The storage of NGS data has reached and passed the critical point. The owner of a HiSeq machine can expect to generate hundreds of Terabytes per year. Even more critical than the current large data volumes is the trend over the next few years - sequencing will grow faster and cheaper much more rapidly than hard drives. Current trends show the doubling of drive capacity (at a constant cost) every 18 months, but the doubling of sequencing output (also at constant cost) every 5 months. So you can expect to pay 3X more for NGS data storage every year.

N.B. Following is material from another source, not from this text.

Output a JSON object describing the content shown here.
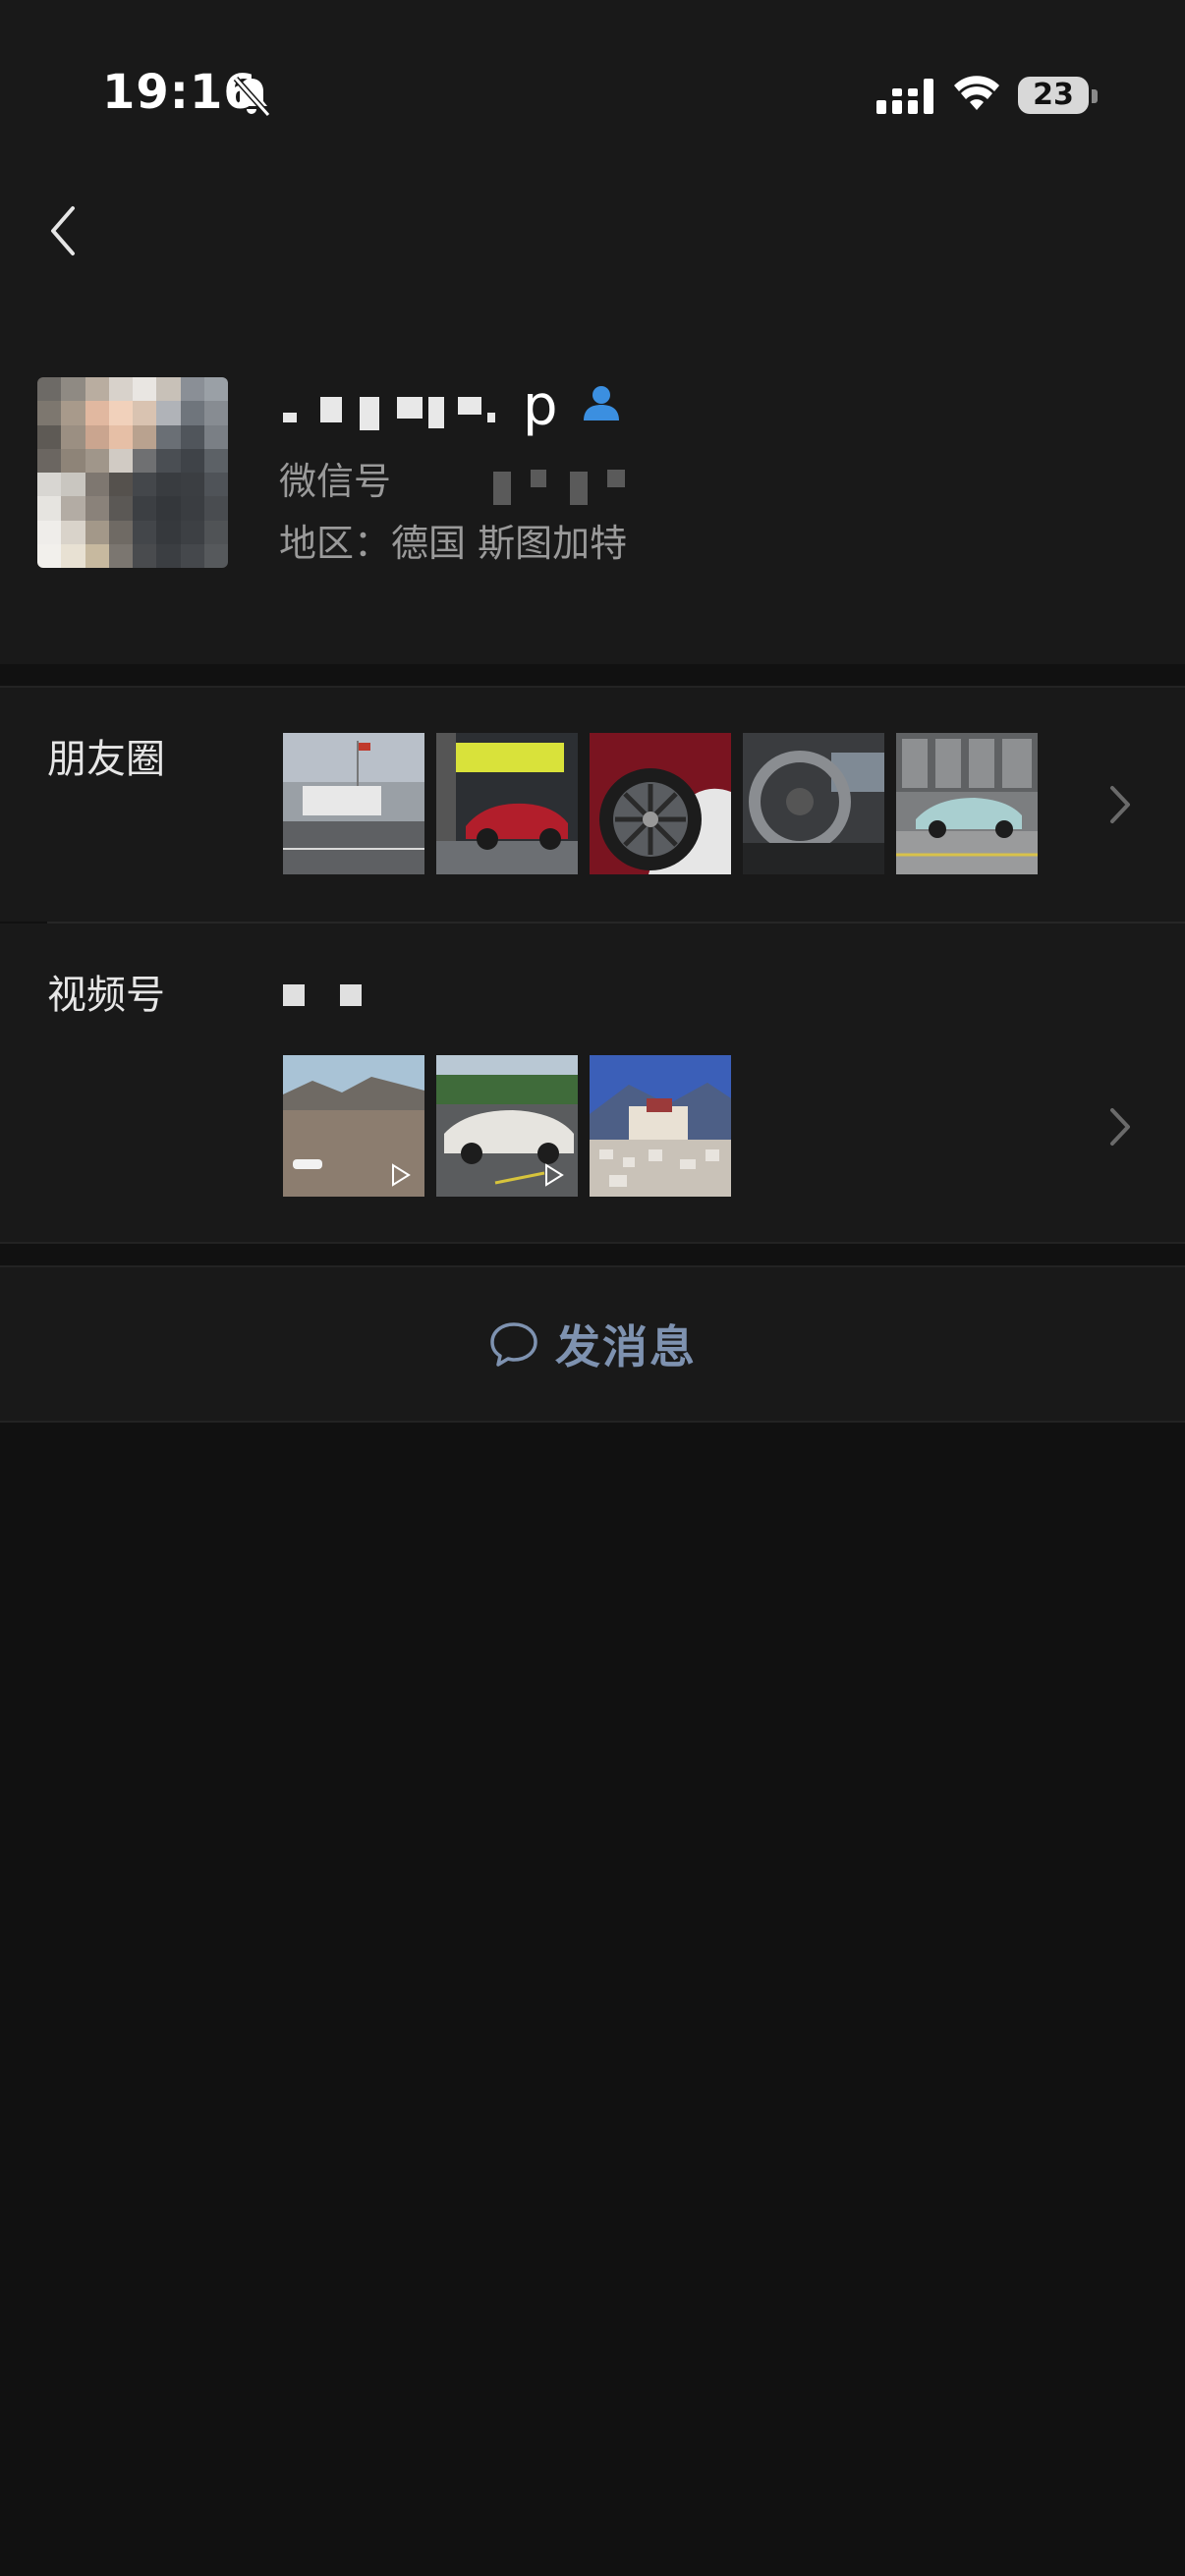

The Pistoia Alliance, a trade group that includes most of the big Pharma companies and a bunch of software/informatics companies (but no sequencing machine vendors), has proposed a "Sequence Squeeze" challenge with a prize of $15,000 for the best novel open-source NGS compression algorithm. Nice.
www.sequencesqueeze.org

I think the basic outline of a solution has already been published in this paper by Hsi-Yang Fritz, Leinonen, Cochrane, and Birney:

Efficient storage of high throughput DNA sequencing data using reference-based compression.

http://www.ncbi.nlm.nih.gov/pubmed/21245279

Their basic idea is to reduce the amount of data stored that exactly reproduces a Reference Genome. Why store the same invariant data over and over again? Just save the interesting differences, and the quality scores near these differences.

First align all reads to a Reference Genome, then compress high quality reads (all bases Q>20) that perfectly match the Reference down to just a start position and a length. For Illumina reads, all the read lengths are the same, so that value just needs to be saved once for the entire data file. The aligned reads are sorted and indexed, so the position of each read can be marked just as an increment from the previous read. Groups of identical reads can be replaced by a count.

For reads that do not perfectly match the Ref. Genome, there may still be stretches of high quality matching bases. These can be represented by a set of start-stop coordinates with respect to the read start position, then an efficient formula to store differences for non-matching bases and the qualities of surrounding bases. Many such variant summaries already exist.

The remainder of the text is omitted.